"Do not think that there was no heavy music in the USSR at all. Groups such as "Aria" and "Master" were prominent representatives of heavy metal and due to the fact that it was difficult for people to get albums of foreign bands, they became incredibly popular."
Promising Russian Melodic Death Metal outfit Drops Of Heart are set to unleash their second album "Stargazers" on the 22nd July and arguably is a huge step up from their debut, not just in terms of writing as the band went on to explain, but also the fact they recruited well known Swedish vocalists in Richard Sjunnesson from The Unguided (on "Frost Grip") and Bjorn Strid from Soilwork (on "Starlight"). 12 years have past since the bands inception and with this new album on the horizon, it was only fair for GMA to give the band a grilling... vodka was involved.
They divulged about the album writing process, challenges Russian Metal bands face in terms of recognition, touring and networking and how heavy music existed back in the Soviet Union era.
Guys you must be excited to drop your 2nd album "Stargazers", what (if anything) was done differently in comparison to "New Hope"? Will the new album be released on vinyl? Is Vinyl popular in Russia?

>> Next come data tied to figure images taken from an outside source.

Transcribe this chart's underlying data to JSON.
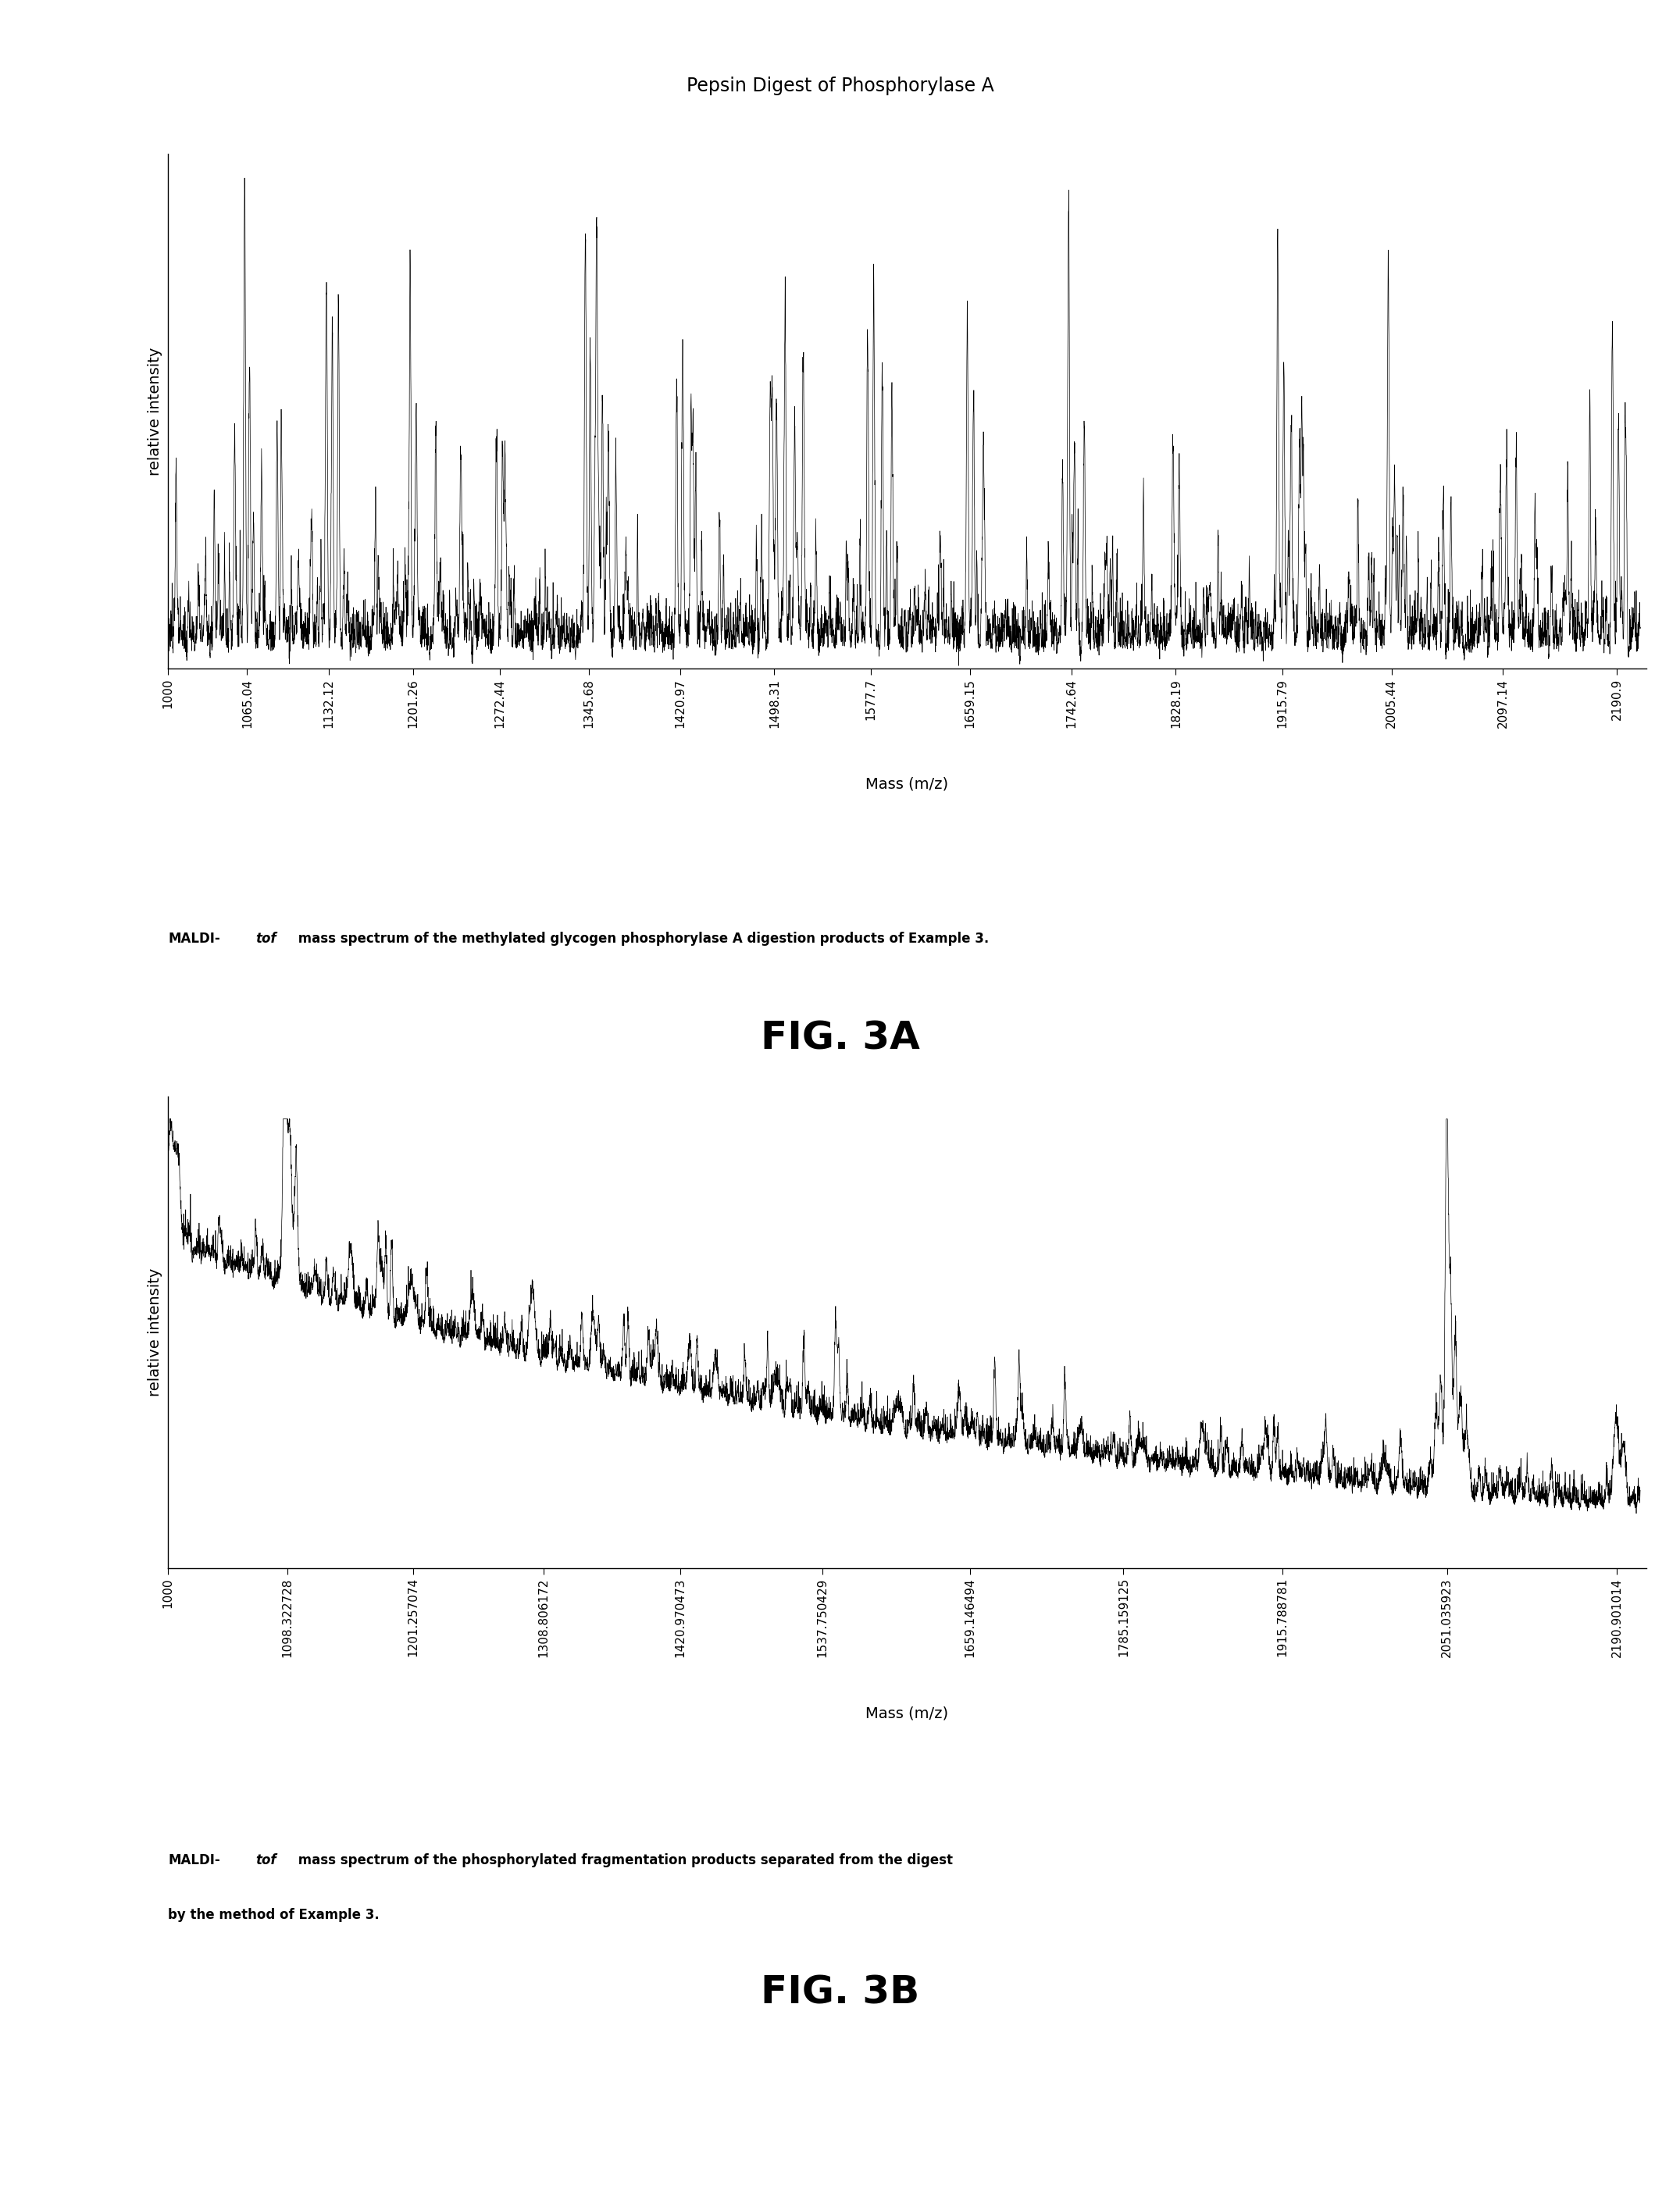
{
  "title_3a": "Pepsin Digest of Phosphorylase A",
  "xlabel": "Mass (m/z)",
  "ylabel": "relative intensity",
  "fig3a_caption_normal": "MALDI-",
  "fig3a_caption_italic": "tof",
  "fig3a_caption_rest": " mass spectrum of the methylated glycogen phosphorylase A digestion products of Example 3.",
  "fig3a_label": "FIG. 3A",
  "fig3b_caption_normal": "MALDI-",
  "fig3b_caption_italic": "tof",
  "fig3b_caption_rest1": " mass spectrum of the phosphorylated fragmentation products separated from the digest",
  "fig3b_caption_rest2": "by the method of Example 3.",
  "fig3b_label": "FIG. 3B",
  "fig3a_xtick_labels": [
    "1000",
    "1065.04",
    "1132.12",
    "1201.26",
    "1272.44",
    "1345.68",
    "1420.97",
    "1498.31",
    "1577.7",
    "1659.15",
    "1742.64",
    "1828.19",
    "1915.79",
    "2005.44",
    "2097.14",
    "2190.9"
  ],
  "fig3a_xtick_vals": [
    1000,
    1065.04,
    1132.12,
    1201.26,
    1272.44,
    1345.68,
    1420.97,
    1498.31,
    1577.7,
    1659.15,
    1742.64,
    1828.19,
    1915.79,
    2005.44,
    2097.14,
    2190.9
  ],
  "fig3b_xtick_labels": [
    "1000",
    "1098.322728",
    "1201.257074",
    "1308.806172",
    "1420.970473",
    "1537.750429",
    "1659.146494",
    "1785.159125",
    "1915.788781",
    "2051.035923",
    "2190.901014"
  ],
  "fig3b_xtick_vals": [
    1000,
    1098.322728,
    1201.257074,
    1308.806172,
    1420.970473,
    1537.750429,
    1659.146494,
    1785.159125,
    1915.788781,
    2051.035923,
    2190.901014
  ],
  "background_color": "#ffffff",
  "spectrum_color": "#000000"
}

"It’s hard to explain, how much we are excited! Honestly, work on “Stargazers” was fundamentally different in comparison with “New Hope”. When we wrote our previous album, we suffered from a lack of professional experience. We didn’t know exactly how to do this. We tried to blindly imitate a sound of bands that influenced us and didn’t pay enough attention to the arrangements. Now the situation has changed radically. In “Stargazers” we wanted to reach the maximum of songs arrangements, make the whole album diverse and as entertaining for metal fans as it possible.
We can’t say anything about vinyl right now, but situation may change in the near future. If we talk about attitude to vinyl in Russia, it’s not as popular as in Europe or the USA, but this market is developing now, in comparison with CD."
Obviously COVID-19 has put a halt on a lot of events bands had planned, what events did you have planned that are no longer going ahead?
"Of course we planned a tour in support of the album, but the world situation made us stay home and deprived some of us of work."
On a greater scale can you tell us what the COVID-19 situation is like in Russia? What have you been doing outside of music in the mean time?
"The situation sucks. Not only because the number of infected is growing rapidly but also people's scepticism and dubious decisions of the authorities (the Government didn’t declare a state of emergency and made people stay home without salaries). Some of us work remotely, some stay home and have to wait."
Do you feel that Russian Metal has come a long way since the fall of the USSR? Do you know if rock / metal existed during the Soviet era?
"Metal in Russia was under a lot of pressure. The censorship of the USSR didn’t allow this genre to fully develop until the second half of the eighties, therefore, after its collapse, the bands had to create everything from scratch.
But years passed, globalization did its job, and the genre raised its head. But do not think that there was no heavy music in the USSR at all. Groups such as "Aria" and "Master" were prominent representatives of heavy metal and due to the fact that it was difficult for people to get albums of foreign bands, they became incredibly popular.
Unfortunately, there’s no world famous modern metal band from Russia nowadays. It’s really sad and we tried our best to make the world talk about Russian metal scene."
Looking towards the back end of 2020 and into early 2021, what plans do you have?; COVID-19 depending.
"After release of the album we will promote it online as possible. New merchandise, online live shows, maybe b-sides album. And, most importantly - due to the lack of tours, we plan to to record new songs as soon as possible. We recorded “Stargazers” for 3 years, and during this time we have accumulated a bunch of new material, which we are already eager to record and release."
It must be challenging to do a tour of Russia; do such tours exist? Given Moscow is 18 hours away?
"This is the biggest problem for beginner bands in our country. Big cities are located at a distance of 500 kilometres or more, and even a small tour can turn into a real adventure, for which new people in the field may simply not be ready. At the same time, problems can carry on if you have already covered this distance - today metal in Russia is going through difficult times, and it is sometimes very hard to gather a sufficient number of people in a not-so-well-known group."
For those metalheads visiting your city of Ufa, what sights / attractions could you recommend? Any venues, bars, etc?
"Our city is full of Bashkir folk influences and bars with pop-cover-bands, so it’s probably the most difficult question, huh. But we have a really nice historical centre and some really good pubs like “Harat’s” or “Jagger”. By the way, our vocalist Denis brews great beer himself!"
Do you have any greetings, thanks, etc that you wish to send out to friends, family, fans etc?
"First of all, we want to wish all people in the world to be strong and brave in this hard time. It’s important not to bow down and support each other. And we will try to make you a little happier with our music. Stay metal!"